Ben Romans-Hopcraft grew up in the South London district of Brixton, an area of the capital that’s known for its multicultural community and could be seen as the Bristol of London with it’s creative street art and contribution to edgy music from Bowie to Grime music. Therefore, it’s long term residents are sceptical and protective over it’s recent gentrification of white middle-class potentially wiping out it’s personality. Romans-Hopcraft left Brixton to study at a University in Nottingham and formed his band Childhood there. Now he’s come back to Brixton and Childhood‘s second album Universal High – follow-up to 2014’s Lacuna – documents the emotion of coming back home to see that things aren’t quite what they used to be.
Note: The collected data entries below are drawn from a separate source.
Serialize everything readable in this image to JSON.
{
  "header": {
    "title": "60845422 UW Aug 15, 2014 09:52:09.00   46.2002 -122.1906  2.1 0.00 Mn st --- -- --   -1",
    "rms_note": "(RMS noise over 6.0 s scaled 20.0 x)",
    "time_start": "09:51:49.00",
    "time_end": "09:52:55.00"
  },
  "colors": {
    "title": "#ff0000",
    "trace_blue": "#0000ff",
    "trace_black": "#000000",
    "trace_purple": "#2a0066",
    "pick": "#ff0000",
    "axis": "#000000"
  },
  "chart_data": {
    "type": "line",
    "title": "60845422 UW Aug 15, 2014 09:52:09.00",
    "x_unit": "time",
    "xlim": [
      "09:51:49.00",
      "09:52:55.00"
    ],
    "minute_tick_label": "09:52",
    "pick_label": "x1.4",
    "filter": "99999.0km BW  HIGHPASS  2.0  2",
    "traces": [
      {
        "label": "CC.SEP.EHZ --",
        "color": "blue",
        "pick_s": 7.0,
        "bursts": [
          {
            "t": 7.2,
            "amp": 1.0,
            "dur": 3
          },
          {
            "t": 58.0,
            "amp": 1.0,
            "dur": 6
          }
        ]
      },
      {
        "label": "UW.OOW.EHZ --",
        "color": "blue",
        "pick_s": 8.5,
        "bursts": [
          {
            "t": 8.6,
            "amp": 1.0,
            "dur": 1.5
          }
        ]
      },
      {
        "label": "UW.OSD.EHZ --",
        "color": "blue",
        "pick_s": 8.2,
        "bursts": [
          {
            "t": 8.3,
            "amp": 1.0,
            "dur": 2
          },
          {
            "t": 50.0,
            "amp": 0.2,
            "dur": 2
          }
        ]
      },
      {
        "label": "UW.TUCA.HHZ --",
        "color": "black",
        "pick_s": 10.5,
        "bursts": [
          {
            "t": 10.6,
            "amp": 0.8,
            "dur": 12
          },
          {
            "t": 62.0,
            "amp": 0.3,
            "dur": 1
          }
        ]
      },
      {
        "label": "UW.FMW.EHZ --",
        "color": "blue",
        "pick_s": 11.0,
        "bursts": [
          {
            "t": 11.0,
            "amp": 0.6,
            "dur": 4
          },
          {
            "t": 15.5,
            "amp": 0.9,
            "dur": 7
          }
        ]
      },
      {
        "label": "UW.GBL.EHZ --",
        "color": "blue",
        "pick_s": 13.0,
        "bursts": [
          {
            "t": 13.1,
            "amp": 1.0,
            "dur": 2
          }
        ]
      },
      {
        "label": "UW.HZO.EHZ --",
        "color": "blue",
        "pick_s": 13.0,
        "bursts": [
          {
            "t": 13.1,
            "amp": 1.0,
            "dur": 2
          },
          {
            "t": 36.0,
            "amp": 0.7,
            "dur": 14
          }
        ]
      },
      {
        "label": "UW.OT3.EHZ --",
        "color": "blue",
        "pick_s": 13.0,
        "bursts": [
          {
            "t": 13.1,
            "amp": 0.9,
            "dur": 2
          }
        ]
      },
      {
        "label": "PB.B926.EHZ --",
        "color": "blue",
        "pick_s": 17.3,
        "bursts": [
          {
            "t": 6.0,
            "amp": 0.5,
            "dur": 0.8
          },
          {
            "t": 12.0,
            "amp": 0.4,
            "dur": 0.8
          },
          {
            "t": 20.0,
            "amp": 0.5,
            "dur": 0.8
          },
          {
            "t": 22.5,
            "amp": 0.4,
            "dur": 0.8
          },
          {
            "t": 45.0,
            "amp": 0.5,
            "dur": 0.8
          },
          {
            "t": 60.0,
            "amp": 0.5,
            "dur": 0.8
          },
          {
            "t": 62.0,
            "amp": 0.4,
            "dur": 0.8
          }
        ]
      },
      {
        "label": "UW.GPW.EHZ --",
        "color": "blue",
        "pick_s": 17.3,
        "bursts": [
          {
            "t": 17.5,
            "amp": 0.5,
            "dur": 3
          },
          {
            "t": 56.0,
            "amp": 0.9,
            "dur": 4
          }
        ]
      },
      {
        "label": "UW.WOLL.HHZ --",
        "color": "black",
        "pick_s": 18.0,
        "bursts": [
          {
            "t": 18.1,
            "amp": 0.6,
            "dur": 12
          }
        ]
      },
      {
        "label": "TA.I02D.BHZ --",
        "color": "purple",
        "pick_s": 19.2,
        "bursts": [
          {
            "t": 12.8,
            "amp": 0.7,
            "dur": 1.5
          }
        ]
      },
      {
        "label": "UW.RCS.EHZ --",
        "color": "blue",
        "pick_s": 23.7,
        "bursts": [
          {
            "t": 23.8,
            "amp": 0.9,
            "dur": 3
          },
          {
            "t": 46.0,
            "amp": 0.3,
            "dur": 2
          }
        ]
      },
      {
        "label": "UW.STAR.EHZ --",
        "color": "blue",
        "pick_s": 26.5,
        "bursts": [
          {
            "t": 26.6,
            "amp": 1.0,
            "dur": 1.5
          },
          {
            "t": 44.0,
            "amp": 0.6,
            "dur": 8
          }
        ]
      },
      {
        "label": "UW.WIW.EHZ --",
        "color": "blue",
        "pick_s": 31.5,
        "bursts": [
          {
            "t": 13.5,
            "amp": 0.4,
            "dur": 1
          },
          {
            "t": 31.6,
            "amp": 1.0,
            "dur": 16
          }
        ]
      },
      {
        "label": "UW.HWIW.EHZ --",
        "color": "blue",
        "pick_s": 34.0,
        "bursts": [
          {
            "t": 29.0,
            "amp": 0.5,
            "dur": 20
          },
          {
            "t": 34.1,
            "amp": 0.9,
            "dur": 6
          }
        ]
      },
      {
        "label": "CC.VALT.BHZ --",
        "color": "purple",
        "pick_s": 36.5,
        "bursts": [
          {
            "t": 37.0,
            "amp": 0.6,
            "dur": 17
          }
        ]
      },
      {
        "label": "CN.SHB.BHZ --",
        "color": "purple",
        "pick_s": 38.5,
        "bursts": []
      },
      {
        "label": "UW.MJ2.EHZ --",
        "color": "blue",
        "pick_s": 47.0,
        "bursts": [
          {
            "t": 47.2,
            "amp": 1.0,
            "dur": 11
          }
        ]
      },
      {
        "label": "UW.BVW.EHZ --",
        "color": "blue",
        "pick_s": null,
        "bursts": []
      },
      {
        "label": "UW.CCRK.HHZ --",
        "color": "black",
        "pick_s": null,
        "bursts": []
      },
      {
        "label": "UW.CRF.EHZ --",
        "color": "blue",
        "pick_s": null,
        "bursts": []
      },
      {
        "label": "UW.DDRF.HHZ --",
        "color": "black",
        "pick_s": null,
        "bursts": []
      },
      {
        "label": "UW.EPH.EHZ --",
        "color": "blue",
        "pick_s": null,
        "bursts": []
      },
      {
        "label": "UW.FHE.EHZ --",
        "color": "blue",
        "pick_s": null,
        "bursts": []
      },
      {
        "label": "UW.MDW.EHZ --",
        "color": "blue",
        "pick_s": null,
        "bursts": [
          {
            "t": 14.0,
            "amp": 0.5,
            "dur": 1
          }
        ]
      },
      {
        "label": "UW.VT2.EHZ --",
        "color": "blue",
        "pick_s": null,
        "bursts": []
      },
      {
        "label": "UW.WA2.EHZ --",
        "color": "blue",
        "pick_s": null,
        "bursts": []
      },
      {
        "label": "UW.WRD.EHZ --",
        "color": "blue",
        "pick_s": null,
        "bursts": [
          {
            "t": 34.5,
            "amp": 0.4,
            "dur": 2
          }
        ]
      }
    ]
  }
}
In the music video – directed by fellow Brixton-resident Georgio Barber – to gorgeous lead single ‘Californian Light’, Childhood walk around the marketplaces of South London greeting local friends. The lyrics of the song sound like he’s pouring his emotion to those townspeople: “I’m leaving a feeling so deep alone and I’m sleeping as I walk the streets of where I call home,” but it’s also on a comment on how even places that seem perfect can be deceptive, using an experience in America involving the police as an example: “The vision was always wrong, like the light that made us run in California.”

Childhood’s decision to pair sentimental words about family (including references to his mother) and growing up with nostalgic seventies funk-soul makes Universal High not only a dramatic shift in style from their hazy psychedelic indie debut but creates an immersive listen because lead vocalist and songwriter Ben Romans-Hopcraft is displaying his childhood memories in both an environmental context and through his musical inspiration. Furthermore, their promotional artwork (spearheaded by designer Grace Wales-Bonner) features candid photos of members of black communities – including on the euphoric cover – and ties everything together to form a well-considered concept about identity.

One similarity between Childhood’s Universal High and predecessor Lacuna is that they both radiate a laid-back aura that can imagine them being played on a smartphone speaker as a couple relax on summer grass but Universal High goes a step further. It’s so smooth and sensual in parts, it could act as an aphrodisiac. Apart from the steady rhythm of the drums, groovy funk-associated keyboards and sparkling bell-like percussion that make it comparable to Curtis Mayfield, Marvin Gaye and Bill Withers throughout the majority of the record, it’s the way Romans-Hopcraft croons with a sly attitude as if he’s flirting with the listener that makes it seductive.

The best example is on sexually-charged ‘Nothing Ever Seem Right’ in which he teases: “there’s no other stimulation, there is only my stimulation“. Although it can be seen as trying desperately to impersonate Barry White‘s womanising technique, it fits well in the vibe that Childhood are trying to create on Universal High and completes the album’s character.

There’s even a touch of a french accent to romanticise things further in the bridge of ‘Melody Says’ (imagine the chorus to Enigma‘s ‘Sadeness Part I’). This is one of three tracks along with ‘Too Old For Tears’ and ‘Don’t Have Me Back’ that play with the rules of the 70’s soul mould to show that Childhood can adopt a style without making it rigid.